Although I can appreciate these pieces for their artwork, personally I would never paint an industrial image or have one in my home. It seems like much of my life is geared toward getting as far away from industry as possible. Call me a luddite, but the more our technology "advances," the more frightened I get. At least with the birds, raccoons & woods I know what to expect!

the walking man said...

The murals actually are a marvel in their construction, they were painted on while the plaster was still wet so they could only be done in small sections at a time. And lana there is more than just industry to the murals, some of the smaller parts have a fetus in them and blacks being educated by a special school H. ford set up for them to help them overcome their southern rooted illiteracy (Henry was an anti Semite not a racist.)

In 1987 they were being cleaned and in the upper picture the man in the cap was one of Rivera's apprentices who worked on the mural, he and his wife came back and supervised the cleaning of them.

There is also communist sympathetic touches worked into the mural like a red star on a glove, unfortunately the glove rests on the hand of Henry Fords henchman, Bennet, who started the bridge massacre during a workers food protest during the depression.

Hours is not enough time to take in all that Rivera was saying, although he used the Ford plant in Dearborn where raw material came in and it shit out completely finished cars as a model.
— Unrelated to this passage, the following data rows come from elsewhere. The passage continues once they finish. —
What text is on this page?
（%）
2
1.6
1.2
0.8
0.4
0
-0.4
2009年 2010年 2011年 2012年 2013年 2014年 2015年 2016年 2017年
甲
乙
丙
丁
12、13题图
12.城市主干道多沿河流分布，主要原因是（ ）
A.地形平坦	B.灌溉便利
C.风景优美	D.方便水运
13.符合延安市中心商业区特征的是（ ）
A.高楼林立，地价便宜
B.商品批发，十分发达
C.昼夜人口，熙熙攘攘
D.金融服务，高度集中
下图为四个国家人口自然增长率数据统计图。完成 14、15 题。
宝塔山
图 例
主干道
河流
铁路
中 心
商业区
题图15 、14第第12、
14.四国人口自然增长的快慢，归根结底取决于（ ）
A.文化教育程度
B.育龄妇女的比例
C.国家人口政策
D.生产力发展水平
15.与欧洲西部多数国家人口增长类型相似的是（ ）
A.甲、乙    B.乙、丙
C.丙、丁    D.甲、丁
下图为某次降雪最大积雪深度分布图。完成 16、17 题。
It is fascinating to see his real statements for labor in those four walls and cornices.

originally it was in an uncovered court and when it was completed the board of directors wanted it torn out and destroyed, it was only the threat of losing anymore of Mr. and Mrs.Edsel Fords money (two of the wealthiest people in the world and the only inheritors to the wealthiest fortune in the world at the time) that stopped them.

Instead they put a glass roof over it enclosing the open courtyard.

It is a wonderful statement on Americans ability to produce and grow.

Peace

mark

lulu said...

Those are GORGEOUS!

I used to love visiting the Rivera mural at Coit Tower wehn I lived in SF.
Cool that the Library is giving out free passes. Chicago's libraries have passes to all the local museums, but, over holidays nand the summer especially, it is nearly impossible to get them.

Charles Gramlich said...

Great art. A little bit disconcerting. Like Lana, I could appreciate this in a museum but not in my house.